Previous research by other groups on other GTP-binding proteins has yielded structural information; the three-dimensional structures of transducin-alpha and Ras protein, both of which are GTP proteins, have been determined. The structure of transducin alpha-subunit complexed to GTPalphaS has been determined to 2.2 Å resolution (Noel et al., 1993). The alpha-subunit of the native transducin heterotrimer is approximately 325 residues in length, which is somewhat smaller than any of the tubulin monomers. The structure obtained for the transducin-alpha-GTPalphaS complex showed a GTPase domain which forms a cleft structure common to all other GTPases. This cleft is present in Ras protein (Pai et al., 1990) and in EF-Tu (Berchtold, 1993). It is important to note that these proteins are not homologous in sequence, yet structural similarities are maintained in at least the nucleotide binding domain. From these studies it may be possible to model a partial structure for tubulin; that is, the tubulin heterodimer structure may contain the same GTP binding cleft that other GTPases have. This suggestion is supported by studies which demonstrate that fold homologies can occur which yield similar structures even though sequence homology is minimal (Harrison and Durbin, 1985; Chou and Carlacci, 1991).
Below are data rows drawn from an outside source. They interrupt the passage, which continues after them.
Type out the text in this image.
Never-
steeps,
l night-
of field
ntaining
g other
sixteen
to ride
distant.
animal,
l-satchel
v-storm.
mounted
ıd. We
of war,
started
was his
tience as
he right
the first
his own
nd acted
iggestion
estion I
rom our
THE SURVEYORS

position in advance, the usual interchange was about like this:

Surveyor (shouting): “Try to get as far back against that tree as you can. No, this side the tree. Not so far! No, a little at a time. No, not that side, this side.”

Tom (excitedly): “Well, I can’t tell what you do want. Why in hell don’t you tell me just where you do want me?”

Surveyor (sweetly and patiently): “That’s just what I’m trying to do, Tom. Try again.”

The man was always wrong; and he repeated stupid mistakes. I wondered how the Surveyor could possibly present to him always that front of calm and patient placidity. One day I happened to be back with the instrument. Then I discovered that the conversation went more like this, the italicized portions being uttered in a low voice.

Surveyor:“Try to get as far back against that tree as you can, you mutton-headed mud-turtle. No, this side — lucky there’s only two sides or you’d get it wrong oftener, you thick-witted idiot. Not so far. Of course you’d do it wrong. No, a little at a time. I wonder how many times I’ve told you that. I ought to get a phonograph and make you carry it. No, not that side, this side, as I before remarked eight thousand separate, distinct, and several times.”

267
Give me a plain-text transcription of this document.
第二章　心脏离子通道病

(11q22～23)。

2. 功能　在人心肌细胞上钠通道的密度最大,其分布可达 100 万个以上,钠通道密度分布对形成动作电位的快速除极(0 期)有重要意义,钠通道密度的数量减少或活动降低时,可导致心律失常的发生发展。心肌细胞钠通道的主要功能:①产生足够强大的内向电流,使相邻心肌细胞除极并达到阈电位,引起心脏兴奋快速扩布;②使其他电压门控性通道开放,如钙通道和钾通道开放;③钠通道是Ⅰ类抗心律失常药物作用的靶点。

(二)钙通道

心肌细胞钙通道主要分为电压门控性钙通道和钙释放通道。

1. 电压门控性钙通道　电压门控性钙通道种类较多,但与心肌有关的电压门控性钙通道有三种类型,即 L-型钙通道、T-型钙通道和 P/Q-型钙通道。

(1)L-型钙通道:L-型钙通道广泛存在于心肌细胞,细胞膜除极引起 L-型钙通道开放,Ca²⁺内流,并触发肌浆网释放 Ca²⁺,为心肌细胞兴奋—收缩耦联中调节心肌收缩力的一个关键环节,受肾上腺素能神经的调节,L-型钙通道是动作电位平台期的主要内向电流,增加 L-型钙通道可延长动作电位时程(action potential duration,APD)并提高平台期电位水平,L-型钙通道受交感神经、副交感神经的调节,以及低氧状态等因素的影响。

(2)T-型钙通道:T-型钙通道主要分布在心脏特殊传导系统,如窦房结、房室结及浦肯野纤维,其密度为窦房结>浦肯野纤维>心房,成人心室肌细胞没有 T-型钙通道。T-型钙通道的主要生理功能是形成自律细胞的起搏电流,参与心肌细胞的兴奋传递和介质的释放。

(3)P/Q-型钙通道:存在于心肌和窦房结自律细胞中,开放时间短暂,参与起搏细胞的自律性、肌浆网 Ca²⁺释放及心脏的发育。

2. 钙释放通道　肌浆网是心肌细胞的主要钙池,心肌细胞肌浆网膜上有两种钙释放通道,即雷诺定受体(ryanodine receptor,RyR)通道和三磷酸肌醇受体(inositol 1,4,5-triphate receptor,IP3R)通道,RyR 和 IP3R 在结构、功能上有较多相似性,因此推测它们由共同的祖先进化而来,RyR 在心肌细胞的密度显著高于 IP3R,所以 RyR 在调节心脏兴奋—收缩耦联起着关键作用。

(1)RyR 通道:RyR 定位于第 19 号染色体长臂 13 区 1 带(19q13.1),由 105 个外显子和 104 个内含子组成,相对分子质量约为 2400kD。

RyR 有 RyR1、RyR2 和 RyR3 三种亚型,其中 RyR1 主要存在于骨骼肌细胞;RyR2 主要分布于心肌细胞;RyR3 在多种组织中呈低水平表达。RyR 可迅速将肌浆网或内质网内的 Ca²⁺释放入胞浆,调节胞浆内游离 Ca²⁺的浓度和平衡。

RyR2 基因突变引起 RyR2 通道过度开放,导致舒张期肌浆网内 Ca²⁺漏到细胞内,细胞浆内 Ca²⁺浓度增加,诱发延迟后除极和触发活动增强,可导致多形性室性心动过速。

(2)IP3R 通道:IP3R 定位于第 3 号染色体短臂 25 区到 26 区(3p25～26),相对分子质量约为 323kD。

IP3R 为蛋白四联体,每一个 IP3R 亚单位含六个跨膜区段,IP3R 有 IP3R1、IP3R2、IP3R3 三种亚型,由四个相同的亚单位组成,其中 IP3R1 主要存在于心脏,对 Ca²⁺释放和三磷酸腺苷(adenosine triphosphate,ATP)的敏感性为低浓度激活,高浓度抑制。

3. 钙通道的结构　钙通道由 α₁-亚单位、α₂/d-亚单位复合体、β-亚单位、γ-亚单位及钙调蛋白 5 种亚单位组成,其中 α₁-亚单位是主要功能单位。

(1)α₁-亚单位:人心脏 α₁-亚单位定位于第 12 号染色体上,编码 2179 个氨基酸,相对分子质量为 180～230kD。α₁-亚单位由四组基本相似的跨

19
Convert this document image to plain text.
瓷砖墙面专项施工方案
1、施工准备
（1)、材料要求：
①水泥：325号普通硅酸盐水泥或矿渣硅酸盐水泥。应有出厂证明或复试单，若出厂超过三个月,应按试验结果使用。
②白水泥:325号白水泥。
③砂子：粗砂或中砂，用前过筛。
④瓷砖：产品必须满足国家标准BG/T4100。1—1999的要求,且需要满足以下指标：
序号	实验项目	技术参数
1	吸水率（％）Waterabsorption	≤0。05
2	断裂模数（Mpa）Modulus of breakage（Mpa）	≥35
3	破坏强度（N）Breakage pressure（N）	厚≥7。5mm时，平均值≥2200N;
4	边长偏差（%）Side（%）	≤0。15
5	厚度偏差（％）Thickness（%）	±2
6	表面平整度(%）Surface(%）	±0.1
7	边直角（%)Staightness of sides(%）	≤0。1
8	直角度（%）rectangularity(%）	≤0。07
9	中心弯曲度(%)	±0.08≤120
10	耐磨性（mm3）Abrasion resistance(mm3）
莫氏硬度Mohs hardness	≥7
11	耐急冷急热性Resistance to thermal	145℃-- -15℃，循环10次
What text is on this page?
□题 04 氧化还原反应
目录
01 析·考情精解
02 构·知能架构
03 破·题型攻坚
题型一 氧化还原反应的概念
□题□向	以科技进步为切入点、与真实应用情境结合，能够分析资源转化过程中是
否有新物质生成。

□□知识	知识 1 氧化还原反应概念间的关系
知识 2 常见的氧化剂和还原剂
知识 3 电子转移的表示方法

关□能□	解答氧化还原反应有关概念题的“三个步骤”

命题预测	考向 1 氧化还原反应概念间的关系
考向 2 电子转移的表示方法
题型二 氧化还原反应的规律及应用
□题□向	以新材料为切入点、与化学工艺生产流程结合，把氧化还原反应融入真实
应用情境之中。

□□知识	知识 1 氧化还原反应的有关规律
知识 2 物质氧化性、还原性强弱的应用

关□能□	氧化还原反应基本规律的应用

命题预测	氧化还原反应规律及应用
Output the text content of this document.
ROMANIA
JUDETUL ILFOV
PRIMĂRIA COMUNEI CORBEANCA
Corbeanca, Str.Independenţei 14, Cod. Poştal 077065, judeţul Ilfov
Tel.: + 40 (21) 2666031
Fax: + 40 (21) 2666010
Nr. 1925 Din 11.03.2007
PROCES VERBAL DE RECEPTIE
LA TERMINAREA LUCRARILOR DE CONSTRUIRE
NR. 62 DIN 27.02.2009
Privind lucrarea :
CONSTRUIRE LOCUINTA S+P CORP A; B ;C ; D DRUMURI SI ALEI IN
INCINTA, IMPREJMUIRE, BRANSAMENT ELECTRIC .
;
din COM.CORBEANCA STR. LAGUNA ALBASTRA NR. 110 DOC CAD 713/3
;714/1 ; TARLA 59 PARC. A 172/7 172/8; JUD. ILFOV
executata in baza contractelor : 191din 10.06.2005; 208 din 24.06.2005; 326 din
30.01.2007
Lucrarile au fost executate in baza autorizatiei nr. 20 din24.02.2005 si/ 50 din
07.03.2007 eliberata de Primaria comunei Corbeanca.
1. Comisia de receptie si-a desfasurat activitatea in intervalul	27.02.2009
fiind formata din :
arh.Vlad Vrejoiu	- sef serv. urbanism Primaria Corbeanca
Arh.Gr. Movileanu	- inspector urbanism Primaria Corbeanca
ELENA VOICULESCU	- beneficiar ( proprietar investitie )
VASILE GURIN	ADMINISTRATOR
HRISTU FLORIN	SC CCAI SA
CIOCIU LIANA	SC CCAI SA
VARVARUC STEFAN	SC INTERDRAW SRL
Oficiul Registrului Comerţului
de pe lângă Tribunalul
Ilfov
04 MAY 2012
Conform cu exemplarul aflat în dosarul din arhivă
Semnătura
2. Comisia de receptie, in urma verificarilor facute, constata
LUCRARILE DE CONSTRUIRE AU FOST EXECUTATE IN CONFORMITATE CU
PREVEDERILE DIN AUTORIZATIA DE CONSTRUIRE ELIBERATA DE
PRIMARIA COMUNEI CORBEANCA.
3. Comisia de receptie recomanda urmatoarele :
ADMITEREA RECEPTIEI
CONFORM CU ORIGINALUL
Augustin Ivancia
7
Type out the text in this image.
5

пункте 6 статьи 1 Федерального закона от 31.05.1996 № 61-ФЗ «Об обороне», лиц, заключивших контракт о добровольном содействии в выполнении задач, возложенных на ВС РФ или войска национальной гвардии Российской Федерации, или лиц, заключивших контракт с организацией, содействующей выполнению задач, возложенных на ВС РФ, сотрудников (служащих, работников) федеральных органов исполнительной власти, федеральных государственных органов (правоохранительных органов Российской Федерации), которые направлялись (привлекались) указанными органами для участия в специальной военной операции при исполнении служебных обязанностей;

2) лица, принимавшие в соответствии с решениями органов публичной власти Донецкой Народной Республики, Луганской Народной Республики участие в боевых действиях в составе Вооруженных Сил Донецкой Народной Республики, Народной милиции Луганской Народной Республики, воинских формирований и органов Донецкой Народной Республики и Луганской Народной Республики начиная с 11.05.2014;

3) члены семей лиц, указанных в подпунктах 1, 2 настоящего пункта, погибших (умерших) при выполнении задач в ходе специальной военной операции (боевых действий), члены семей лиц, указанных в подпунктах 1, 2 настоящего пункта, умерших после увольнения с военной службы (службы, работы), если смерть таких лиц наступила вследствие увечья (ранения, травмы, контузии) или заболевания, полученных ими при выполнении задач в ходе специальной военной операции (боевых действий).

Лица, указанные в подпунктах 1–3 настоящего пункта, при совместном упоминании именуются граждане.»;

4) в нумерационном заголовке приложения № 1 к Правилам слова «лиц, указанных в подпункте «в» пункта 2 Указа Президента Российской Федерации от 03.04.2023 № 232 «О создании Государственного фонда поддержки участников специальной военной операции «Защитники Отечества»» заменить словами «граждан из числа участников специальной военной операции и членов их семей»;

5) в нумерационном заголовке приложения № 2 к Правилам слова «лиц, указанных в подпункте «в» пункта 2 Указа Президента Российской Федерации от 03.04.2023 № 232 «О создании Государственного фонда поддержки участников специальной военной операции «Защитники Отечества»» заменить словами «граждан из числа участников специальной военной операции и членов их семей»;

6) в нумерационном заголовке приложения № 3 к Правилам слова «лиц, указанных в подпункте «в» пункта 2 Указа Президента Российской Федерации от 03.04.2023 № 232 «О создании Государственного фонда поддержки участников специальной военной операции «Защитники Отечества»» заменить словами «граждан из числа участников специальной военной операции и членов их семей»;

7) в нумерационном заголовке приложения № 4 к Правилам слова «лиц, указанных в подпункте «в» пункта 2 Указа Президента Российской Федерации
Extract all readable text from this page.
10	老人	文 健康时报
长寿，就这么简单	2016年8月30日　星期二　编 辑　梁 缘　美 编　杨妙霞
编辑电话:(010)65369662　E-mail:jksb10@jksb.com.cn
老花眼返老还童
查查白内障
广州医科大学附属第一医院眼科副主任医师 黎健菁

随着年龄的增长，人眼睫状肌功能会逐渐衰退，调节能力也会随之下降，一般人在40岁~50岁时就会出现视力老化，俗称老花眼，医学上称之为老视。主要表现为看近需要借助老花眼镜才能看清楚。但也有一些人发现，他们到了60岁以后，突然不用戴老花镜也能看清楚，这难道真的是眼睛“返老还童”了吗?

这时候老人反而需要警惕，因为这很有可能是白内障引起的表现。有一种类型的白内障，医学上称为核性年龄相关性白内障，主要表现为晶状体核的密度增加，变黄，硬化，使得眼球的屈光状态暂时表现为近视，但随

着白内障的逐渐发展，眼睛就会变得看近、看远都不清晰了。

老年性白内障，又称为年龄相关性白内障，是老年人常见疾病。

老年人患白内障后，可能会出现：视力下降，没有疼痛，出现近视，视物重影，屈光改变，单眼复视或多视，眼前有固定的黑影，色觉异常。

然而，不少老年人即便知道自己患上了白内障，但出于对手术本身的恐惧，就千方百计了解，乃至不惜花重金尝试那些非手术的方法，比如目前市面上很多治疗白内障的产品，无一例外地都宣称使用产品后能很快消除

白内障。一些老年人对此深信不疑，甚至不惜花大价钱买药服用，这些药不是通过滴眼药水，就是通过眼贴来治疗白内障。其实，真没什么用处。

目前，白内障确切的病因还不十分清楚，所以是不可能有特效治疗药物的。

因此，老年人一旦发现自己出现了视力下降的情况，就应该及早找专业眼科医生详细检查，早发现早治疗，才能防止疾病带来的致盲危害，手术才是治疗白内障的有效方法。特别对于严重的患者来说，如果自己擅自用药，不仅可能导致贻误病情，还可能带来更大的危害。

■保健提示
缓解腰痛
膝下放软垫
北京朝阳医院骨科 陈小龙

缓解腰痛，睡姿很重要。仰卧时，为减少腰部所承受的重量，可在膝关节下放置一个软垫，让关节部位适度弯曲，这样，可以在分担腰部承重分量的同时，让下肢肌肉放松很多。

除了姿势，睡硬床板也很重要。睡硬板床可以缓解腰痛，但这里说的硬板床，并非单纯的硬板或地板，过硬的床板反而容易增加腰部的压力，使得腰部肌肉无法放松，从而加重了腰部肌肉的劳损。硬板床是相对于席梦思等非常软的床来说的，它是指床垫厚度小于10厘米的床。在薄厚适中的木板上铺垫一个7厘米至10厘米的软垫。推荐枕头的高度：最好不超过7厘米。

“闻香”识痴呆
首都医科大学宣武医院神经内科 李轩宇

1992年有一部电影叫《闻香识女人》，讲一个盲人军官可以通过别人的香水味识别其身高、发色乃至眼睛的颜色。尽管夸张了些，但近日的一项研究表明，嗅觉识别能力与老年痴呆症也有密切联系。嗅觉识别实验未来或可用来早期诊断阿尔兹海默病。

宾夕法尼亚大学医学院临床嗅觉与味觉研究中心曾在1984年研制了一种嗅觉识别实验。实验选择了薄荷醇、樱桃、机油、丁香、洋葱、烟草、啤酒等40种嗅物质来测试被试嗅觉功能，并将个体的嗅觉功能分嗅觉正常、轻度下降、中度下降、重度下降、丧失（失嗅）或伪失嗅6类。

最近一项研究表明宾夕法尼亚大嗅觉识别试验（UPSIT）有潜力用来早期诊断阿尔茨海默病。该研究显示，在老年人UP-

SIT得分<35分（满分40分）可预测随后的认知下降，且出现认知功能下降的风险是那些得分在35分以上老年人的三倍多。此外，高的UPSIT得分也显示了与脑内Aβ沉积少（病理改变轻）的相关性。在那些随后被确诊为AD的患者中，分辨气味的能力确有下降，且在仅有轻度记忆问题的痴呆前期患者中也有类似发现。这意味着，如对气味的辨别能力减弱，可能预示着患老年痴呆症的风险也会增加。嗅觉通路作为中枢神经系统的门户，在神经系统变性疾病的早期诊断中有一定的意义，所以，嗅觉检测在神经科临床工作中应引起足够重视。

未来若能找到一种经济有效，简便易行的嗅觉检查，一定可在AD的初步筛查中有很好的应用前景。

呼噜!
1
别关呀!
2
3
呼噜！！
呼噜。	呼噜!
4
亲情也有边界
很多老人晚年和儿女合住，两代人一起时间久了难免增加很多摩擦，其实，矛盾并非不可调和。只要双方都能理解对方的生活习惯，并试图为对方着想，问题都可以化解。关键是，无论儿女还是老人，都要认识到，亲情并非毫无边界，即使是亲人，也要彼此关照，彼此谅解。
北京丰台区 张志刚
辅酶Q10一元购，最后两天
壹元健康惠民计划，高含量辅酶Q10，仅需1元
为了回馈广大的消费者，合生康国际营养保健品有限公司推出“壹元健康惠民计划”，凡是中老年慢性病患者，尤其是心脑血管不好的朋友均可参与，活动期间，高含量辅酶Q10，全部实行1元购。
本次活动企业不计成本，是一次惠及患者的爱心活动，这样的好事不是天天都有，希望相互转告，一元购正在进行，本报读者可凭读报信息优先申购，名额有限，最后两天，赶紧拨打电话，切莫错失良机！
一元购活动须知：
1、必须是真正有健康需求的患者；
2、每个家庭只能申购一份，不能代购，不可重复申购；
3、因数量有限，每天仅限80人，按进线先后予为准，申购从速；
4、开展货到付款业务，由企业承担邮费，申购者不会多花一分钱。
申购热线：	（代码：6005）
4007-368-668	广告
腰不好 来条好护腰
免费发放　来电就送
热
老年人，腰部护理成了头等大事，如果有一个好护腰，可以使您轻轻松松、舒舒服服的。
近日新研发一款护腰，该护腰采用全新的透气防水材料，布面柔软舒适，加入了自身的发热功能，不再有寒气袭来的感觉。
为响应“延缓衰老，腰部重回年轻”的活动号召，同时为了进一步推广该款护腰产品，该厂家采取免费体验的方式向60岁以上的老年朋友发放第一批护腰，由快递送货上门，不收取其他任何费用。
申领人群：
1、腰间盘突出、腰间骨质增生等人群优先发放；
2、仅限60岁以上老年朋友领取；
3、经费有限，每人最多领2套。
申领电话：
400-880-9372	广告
Two previous reviews have alluded to the major similarities and differences between actin and tubulin (Mitchison, 1992; Cleveland, 1982). Actin, a protein containing approximately 385 residues (which is slightly smaller than tubulin) is arranged into four domains which surround a deep cleft containing ATP or ADP, together with a tightly bound divalent cation (Kabsch et al., 1990). Both tubulin and actin self-associate into structural polymers via a process called helical polymerization. In the polymer lattices all subunits occupy fairly equivalent positions with respect to their neighbours. Both polymers are polar, where faster growth extension occurs at one end, while the opposite end is either slower in elongation or does not grow at all. There are also some sequence homologies between actin and tubulin, chiefly in five regions found in both proteins. The structure of actin has been elucidated (Kabsch et al., 1990). Therefore, since both proteins have some similarities in these general properties and most particularly in the sequence, perhaps homology also extends to some aspects of the tertiary structure.